Starr, after a thorough sweating by the police, had grudgingly revealed the whereabouts of Culligore and Fairspeckle, and they had been rescued from their uncomfortable position under the Thelma Theater. Incidentally, the room had been found to contain a great amount of loot stored up by Starr's organization. The full story of The Gray Phantom's achievements had been published in the newspapers, and strong efforts were being made to have all outstanding indictments against him quashed. His adventure had been successful in every respect.
He sprang up as Helen, with a wild-rose flush in her rather pale cheeks, ran into the room.
"Gray Phantom!" she whispered.
His smile was a trifle sad. "The Gray Phantom is dead," he murmured.
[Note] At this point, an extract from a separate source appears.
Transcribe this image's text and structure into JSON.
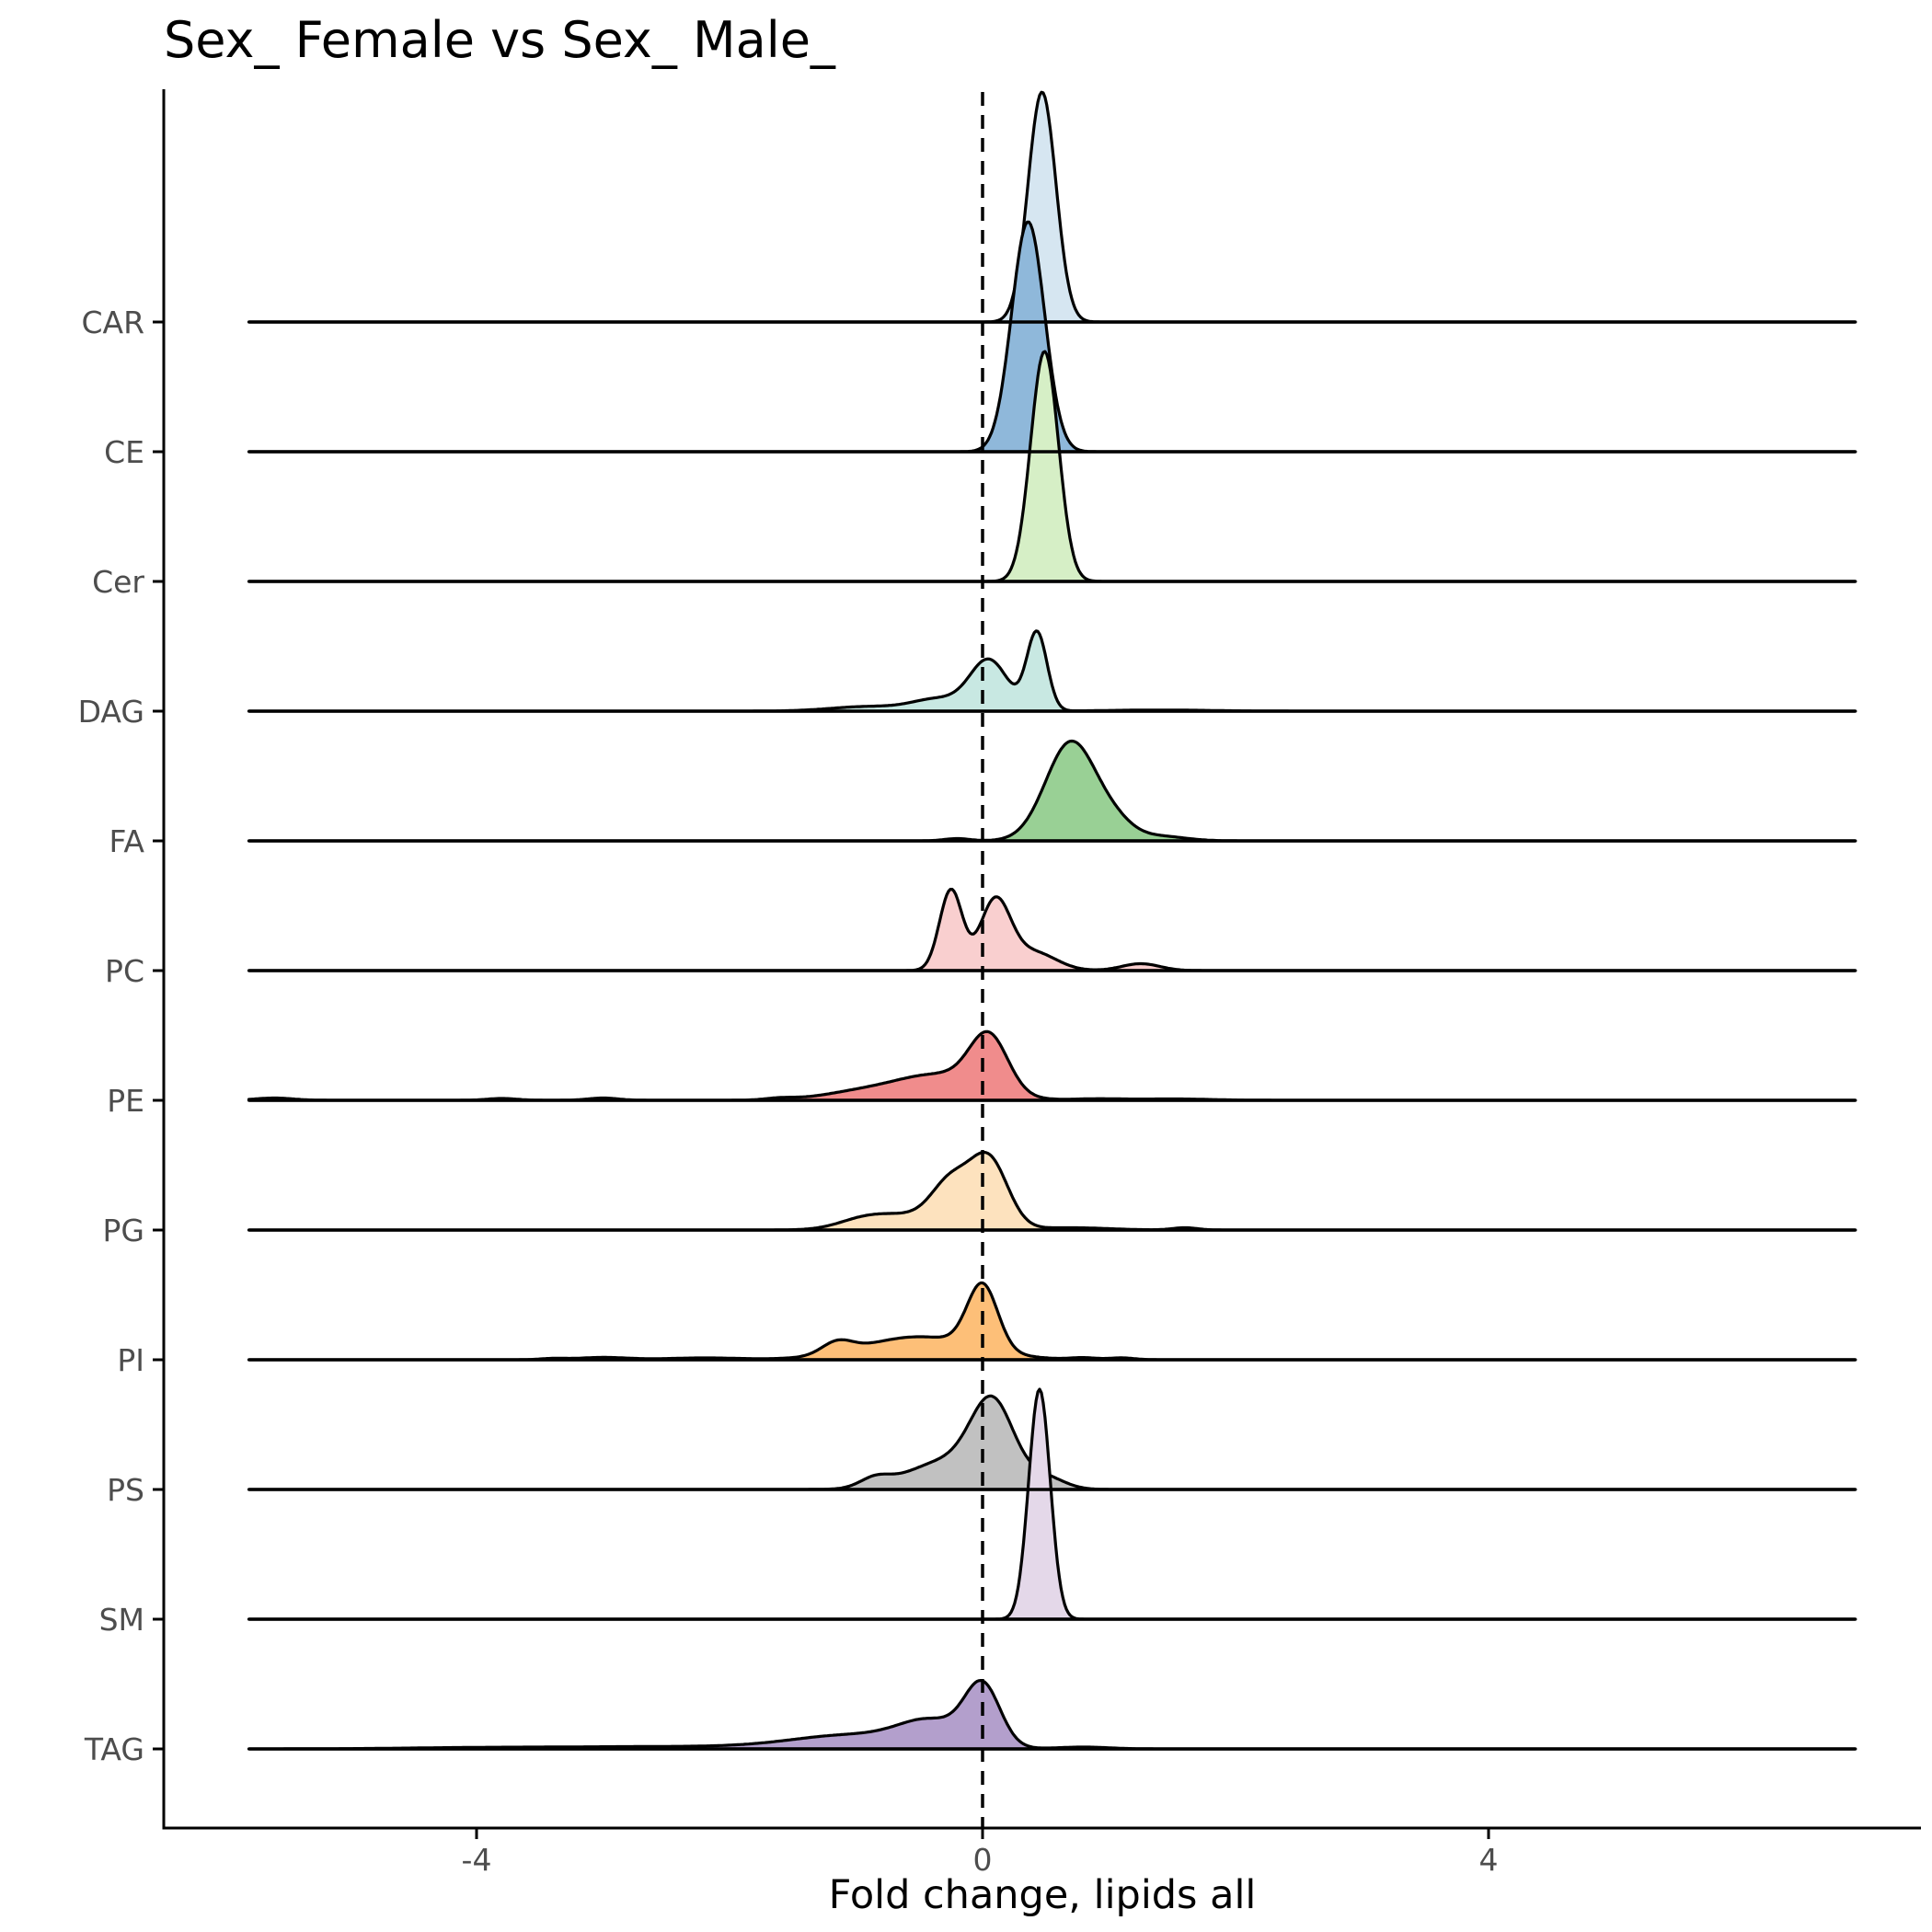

Then his face brightened. A whimsical light came into his eyes. "But in my gardens at Sea Glimpse I am trying to bring out a little gray orchid that is to be planted on his grave, symbolizing whatever was good in him. I am thinking of calling it The Phantom Orchid."
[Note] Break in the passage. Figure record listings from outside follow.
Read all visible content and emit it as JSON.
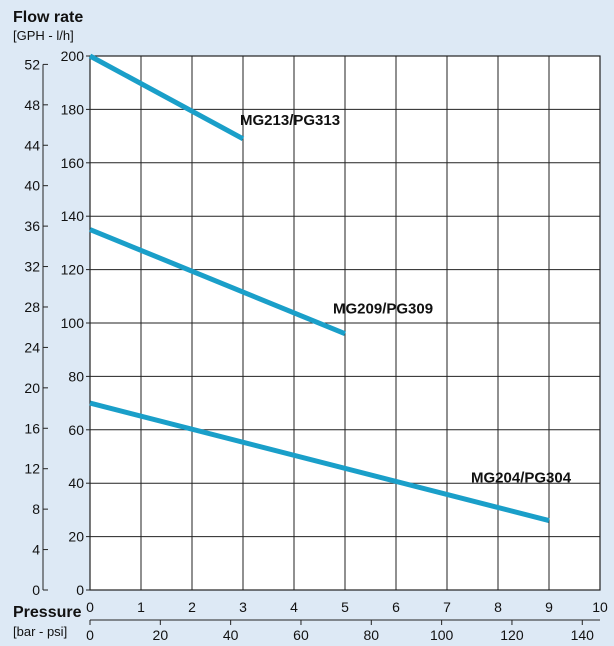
{
  "colors": {
    "background": "#dde9f5",
    "plot_area": "#ffffff",
    "grid": "#222222",
    "series": "#1a9fc9"
  },
  "chart_data": {
    "type": "line",
    "title": "Flow rate",
    "subtitle": "[GPH - l/h]",
    "xlabel": "Pressure",
    "xlabel_units": "[bar - psi]",
    "x_bar": {
      "min": 0,
      "max": 10,
      "ticks": [
        "0",
        "1",
        "2",
        "3",
        "4",
        "5",
        "6",
        "7",
        "8",
        "9",
        "10"
      ]
    },
    "x_psi": {
      "min": 0,
      "max": 145.04,
      "ticks": [
        "0",
        "20",
        "40",
        "60",
        "80",
        "100",
        "120",
        "140"
      ]
    },
    "y_lh": {
      "min": 0,
      "max": 200,
      "ticks": [
        "0",
        "20",
        "40",
        "60",
        "80",
        "100",
        "120",
        "140",
        "160",
        "180",
        "200"
      ]
    },
    "y_gph": {
      "min": 0,
      "max": 52.83,
      "ticks": [
        "0",
        "4",
        "8",
        "12",
        "16",
        "20",
        "24",
        "28",
        "32",
        "36",
        "40",
        "44",
        "48",
        "52"
      ]
    },
    "grid": true,
    "series": [
      {
        "name": "MG213/PG313",
        "x": [
          0,
          3
        ],
        "y": [
          200,
          169
        ]
      },
      {
        "name": "MG209/PG309",
        "x": [
          0,
          5
        ],
        "y": [
          135,
          96
        ]
      },
      {
        "name": "MG204/PG304",
        "x": [
          0,
          9
        ],
        "y": [
          70,
          26
        ]
      }
    ]
  }
}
"How poetic!" she exclaimed. "But I don't quite like to think of The Gray Phantom as dead. He was so splendid in many ways, just like the hero of my poor little play. All he needed was to have the good in him brought to the surface. And that reminds me--the hero of my play was _you_!"
The Phantom nodded. "I was conceited enough to suspect it as soon as I saw the reviews in the papers."
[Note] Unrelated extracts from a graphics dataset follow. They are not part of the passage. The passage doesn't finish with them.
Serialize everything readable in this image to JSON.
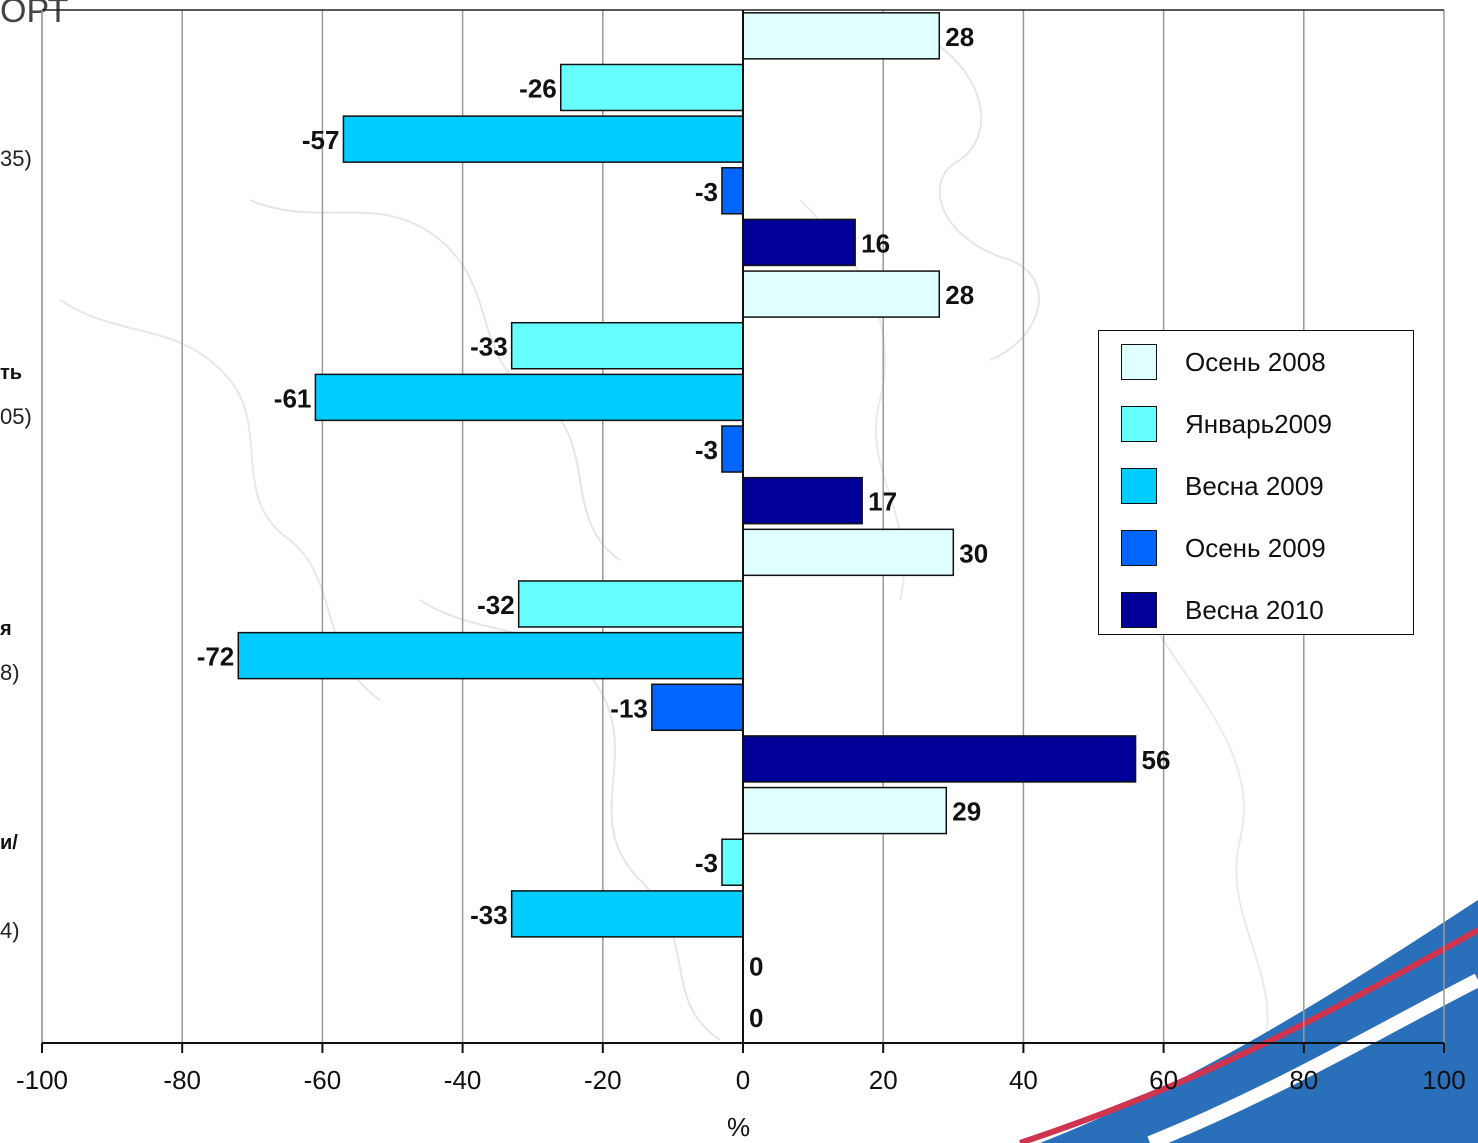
{
  "header_fragment": "ОРТ",
  "row_label_fragments": [
    "35)",
    "ть",
    "05)",
    "я",
    "8)",
    "и/",
    "4)"
  ],
  "chart_data": {
    "type": "bar",
    "orientation": "horizontal",
    "xlabel": "%",
    "xlim": [
      -100,
      100
    ],
    "xticks": [
      -100,
      -80,
      -60,
      -40,
      -20,
      0,
      20,
      40,
      60,
      80,
      100
    ],
    "grid": true,
    "legend_position": "right",
    "group_count": 4,
    "series": [
      {
        "name": "Осень 2008",
        "color": "#E0FFFF",
        "values": [
          28,
          28,
          30,
          29
        ]
      },
      {
        "name": "Январь2009",
        "color": "#66FFFF",
        "values": [
          -26,
          -33,
          -32,
          -3
        ]
      },
      {
        "name": "Весна 2009",
        "color": "#00CCFF",
        "values": [
          -57,
          -61,
          -72,
          -33
        ]
      },
      {
        "name": "Осень 2009",
        "color": "#0066FF",
        "values": [
          -3,
          -3,
          -13,
          0
        ]
      },
      {
        "name": "Весна 2010",
        "color": "#000099",
        "values": [
          16,
          17,
          56,
          0
        ]
      }
    ]
  }
}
Helen looked as if her thoughts were wandering away from the present.
"The weirdest experience of my life was when I saw Starr enact the role of the hero in my play. He actually _lived_ the part. And it was then I first suspected he was Mr. Shei."
The Phantom seemed puzzled.
"I am not sure I can explain. The idea that Starr was Mr. Shei came to me like a flash, yet there was quite a little feminine logic behind it. My hero was modeled after you, but Starr enhanced the resemblance.
He introduced things that were not in my play, but which made the similarity between my hero and you all the more striking. His gestures and mannerisms were all yours. As I sat there marveling at it, the name of Mr. Shei suddenly leaped into my mind. I think Virginia Darrow must have felt the same thing. From time to time she looked at Starr in the strangest way, as if she had suddenly made a startling discovery."
"Hm," mumbled The Phantom. "Perhaps that was why she sent Starr that facetious note."
"Afterward my impressions grew somewhat confused," Helen continued.
"The whole thing--Starr's acting and Miss Darrow's strange conduct--seemed sort of unreal. It was as if an illusion had been shattered the moment Starr disappeared from the stage and the curtain went down. The officers argued that Mr. Shei could be n.o.body but The Gray Phantom. Their arguments made me very uneasy, and after my talk with Culligore the next day I felt I must see you. On the impulse of the moment I got on a train." She shuddered a little, as if some horrifying recollection had come back to her. "It all seems like an ugly dream--and I am not sure even now that I am quite awake."
For a time they sat silent, gazing dreamily into the soft sunlight.
"Helen," said The Phantom at length, "I feel as if a great black cloud had lifted from my life."